Derived from a monthly survey that NAHB has been conducting for 30 years, the NAHB/Wells Fargo Housing Market Index gauges builder perceptions of current single-family home sales and sales expectations for the next six months as “good,” “fair” or “poor.” The survey also asks builders to rate traffic of prospective buyers as “high to very high,” “average” or “low to very low.” Scores from each component are then used to calculate a seasonally adjusted index where any number over 50 indicates that more builders view conditions as good than poor.

Two of the three HMI components posted slight losses in December. The index gauging current sales conditions fell one point to 61, while the index measuring expectations for future sales dropped a single point to 65 and the index gauging traffic of prospective buyers held steady at 45.
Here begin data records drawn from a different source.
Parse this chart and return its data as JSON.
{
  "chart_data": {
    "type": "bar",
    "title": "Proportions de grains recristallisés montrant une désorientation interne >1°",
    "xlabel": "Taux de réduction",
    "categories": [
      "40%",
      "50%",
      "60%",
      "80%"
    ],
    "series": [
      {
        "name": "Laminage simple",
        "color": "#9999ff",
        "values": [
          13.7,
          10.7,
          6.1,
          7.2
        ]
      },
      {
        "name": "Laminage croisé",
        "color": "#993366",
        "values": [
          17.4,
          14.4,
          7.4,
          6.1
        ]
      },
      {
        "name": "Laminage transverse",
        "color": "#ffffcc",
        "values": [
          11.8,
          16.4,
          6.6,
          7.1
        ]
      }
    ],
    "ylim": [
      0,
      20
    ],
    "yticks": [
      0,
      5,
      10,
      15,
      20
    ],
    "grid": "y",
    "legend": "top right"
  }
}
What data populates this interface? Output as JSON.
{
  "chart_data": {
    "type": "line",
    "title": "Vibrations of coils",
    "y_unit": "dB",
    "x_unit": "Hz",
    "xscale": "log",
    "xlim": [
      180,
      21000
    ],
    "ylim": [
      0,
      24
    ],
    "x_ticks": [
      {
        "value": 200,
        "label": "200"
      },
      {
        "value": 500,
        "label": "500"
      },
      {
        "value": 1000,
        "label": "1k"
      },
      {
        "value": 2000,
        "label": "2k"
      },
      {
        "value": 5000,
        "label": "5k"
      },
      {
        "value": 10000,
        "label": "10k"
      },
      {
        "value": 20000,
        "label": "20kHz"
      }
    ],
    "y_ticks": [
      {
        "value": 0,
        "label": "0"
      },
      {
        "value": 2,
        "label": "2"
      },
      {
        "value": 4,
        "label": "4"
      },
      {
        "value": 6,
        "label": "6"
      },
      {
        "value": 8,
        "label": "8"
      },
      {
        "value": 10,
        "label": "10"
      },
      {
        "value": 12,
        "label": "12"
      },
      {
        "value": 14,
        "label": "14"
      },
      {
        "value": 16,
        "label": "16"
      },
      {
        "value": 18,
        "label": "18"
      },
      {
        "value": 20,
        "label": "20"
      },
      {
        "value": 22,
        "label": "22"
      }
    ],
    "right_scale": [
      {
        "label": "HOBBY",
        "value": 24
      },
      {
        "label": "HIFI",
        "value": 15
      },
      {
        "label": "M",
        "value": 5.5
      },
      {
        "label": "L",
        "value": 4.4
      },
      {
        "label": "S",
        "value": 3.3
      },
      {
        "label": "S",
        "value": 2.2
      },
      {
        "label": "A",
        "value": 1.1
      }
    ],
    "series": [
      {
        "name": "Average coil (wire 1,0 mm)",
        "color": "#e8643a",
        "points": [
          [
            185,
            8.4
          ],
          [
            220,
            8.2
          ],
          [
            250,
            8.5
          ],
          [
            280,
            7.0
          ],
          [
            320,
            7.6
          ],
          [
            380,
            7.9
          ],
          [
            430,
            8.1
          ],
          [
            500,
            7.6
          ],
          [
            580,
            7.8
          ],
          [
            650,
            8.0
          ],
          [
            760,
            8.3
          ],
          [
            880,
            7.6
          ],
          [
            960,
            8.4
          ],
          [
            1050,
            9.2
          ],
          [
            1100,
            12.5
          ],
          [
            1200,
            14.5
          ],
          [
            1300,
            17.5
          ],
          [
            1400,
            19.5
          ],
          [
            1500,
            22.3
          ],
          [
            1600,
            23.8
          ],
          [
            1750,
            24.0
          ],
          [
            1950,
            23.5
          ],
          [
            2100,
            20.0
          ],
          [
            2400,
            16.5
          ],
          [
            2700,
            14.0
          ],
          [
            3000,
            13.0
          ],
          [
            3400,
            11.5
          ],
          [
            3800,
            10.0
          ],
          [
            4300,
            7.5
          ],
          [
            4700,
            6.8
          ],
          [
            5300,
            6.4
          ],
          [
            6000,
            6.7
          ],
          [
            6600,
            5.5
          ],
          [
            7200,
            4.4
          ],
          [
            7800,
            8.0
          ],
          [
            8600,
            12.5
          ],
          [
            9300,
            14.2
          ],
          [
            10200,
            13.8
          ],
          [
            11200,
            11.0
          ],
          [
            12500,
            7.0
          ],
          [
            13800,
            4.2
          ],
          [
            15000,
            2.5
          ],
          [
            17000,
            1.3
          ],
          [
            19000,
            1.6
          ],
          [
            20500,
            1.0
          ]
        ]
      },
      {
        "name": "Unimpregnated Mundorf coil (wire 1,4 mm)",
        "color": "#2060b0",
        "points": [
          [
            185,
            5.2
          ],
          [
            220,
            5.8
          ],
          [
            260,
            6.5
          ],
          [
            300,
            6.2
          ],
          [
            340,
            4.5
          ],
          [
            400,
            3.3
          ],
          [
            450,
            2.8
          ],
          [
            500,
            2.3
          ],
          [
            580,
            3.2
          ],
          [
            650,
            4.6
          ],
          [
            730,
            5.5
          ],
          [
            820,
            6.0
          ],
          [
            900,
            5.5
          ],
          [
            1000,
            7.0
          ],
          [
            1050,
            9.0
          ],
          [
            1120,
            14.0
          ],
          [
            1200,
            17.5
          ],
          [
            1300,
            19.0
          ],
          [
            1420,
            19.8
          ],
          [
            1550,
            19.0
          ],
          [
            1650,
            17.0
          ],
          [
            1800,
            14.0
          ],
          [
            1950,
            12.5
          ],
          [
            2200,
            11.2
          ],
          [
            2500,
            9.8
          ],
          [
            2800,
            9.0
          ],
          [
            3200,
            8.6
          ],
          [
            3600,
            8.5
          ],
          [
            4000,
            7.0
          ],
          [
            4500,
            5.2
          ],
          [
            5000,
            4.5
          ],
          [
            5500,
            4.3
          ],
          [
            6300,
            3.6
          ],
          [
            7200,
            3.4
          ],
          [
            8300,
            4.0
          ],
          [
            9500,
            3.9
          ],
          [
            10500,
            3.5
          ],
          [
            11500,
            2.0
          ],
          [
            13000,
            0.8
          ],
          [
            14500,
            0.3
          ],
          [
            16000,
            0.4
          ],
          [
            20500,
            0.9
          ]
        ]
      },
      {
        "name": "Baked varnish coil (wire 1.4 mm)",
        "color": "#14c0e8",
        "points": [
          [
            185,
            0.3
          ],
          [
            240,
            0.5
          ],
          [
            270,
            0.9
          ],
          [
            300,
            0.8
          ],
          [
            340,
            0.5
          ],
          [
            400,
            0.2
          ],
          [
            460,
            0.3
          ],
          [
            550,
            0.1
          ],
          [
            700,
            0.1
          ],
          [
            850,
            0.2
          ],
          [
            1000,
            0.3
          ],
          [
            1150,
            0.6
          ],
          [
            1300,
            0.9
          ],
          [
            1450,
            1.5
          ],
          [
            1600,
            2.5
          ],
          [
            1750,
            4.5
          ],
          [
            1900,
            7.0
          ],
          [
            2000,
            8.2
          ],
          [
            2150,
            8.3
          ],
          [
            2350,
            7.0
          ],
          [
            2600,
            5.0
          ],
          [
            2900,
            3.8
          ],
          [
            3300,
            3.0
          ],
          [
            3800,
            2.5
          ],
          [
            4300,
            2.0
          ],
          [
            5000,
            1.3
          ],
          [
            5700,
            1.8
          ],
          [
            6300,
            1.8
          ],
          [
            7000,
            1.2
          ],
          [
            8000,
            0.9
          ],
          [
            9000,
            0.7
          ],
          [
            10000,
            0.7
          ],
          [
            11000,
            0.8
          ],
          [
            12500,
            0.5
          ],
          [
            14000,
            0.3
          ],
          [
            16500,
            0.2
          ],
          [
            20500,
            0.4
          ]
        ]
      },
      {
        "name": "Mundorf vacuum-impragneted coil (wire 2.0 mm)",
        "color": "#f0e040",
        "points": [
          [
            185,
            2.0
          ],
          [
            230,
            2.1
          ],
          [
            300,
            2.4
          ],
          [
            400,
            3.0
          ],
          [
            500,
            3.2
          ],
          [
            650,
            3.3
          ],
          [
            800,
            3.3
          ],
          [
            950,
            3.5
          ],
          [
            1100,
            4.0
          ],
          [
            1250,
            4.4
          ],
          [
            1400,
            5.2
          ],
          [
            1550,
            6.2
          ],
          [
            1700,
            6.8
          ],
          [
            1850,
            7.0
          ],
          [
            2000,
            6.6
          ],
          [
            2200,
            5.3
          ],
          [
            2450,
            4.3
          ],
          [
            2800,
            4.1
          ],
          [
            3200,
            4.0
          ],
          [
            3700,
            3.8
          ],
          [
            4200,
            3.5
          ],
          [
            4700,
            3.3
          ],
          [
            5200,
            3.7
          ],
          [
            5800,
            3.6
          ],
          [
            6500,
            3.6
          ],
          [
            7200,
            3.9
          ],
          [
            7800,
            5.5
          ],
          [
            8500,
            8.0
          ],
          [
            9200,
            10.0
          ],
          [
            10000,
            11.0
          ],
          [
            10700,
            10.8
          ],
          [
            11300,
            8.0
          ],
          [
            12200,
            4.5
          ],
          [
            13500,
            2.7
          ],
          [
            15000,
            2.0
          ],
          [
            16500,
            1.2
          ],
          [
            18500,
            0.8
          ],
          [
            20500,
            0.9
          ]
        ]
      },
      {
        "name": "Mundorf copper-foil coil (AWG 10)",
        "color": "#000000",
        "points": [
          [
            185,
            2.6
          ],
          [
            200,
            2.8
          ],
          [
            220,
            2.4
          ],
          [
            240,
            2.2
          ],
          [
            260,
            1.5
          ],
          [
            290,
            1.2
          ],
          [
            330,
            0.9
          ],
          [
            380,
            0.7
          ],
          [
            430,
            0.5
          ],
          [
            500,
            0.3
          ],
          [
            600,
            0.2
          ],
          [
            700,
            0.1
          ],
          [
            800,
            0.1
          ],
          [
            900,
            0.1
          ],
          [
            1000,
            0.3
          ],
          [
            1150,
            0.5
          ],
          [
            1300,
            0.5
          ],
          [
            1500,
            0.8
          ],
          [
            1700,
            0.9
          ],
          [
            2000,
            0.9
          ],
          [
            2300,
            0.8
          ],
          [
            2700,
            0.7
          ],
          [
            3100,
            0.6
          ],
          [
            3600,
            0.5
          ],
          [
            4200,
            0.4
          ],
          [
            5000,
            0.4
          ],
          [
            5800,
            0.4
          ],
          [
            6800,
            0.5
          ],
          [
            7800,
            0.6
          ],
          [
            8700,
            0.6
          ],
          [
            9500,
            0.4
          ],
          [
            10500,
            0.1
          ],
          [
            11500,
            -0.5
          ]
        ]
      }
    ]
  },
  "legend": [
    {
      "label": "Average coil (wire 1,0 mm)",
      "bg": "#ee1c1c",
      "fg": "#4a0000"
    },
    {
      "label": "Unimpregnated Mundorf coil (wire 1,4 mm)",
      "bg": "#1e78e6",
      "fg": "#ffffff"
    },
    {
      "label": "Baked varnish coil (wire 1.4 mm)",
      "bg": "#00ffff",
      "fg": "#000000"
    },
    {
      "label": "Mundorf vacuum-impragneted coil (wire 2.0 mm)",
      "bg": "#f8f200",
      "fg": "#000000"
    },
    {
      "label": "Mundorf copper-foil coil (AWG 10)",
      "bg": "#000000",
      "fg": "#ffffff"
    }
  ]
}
Looking at the three-month moving averages for regional HMI scores, the West rose by four points to 62 and the Northeast edged up one point to 45, while the Midwest registered a three-point loss to 54 and the South dropped two points to 60.

Editor’s Note: The NAHB/Wells Fargo Housing Market Index is strictly the product of NAHB Economics, and is not seen or influenced by any outside party prior to being released to the public. HMI tables can be found here. More information on housing statistics is also available at

SMU Comment: Even though the steel content of housing is only a small proportion of total steel consumption, housing is a leading indicator of many construction sectors such as non-residential and sub sectors of infrastructure and has a large multiplier effect in the economy as a whole. To the extent that readers businesses are influenced by the relative size of the two housing sectors they should plan for further continued growth of apartment construction and a single family sector that continues to struggle.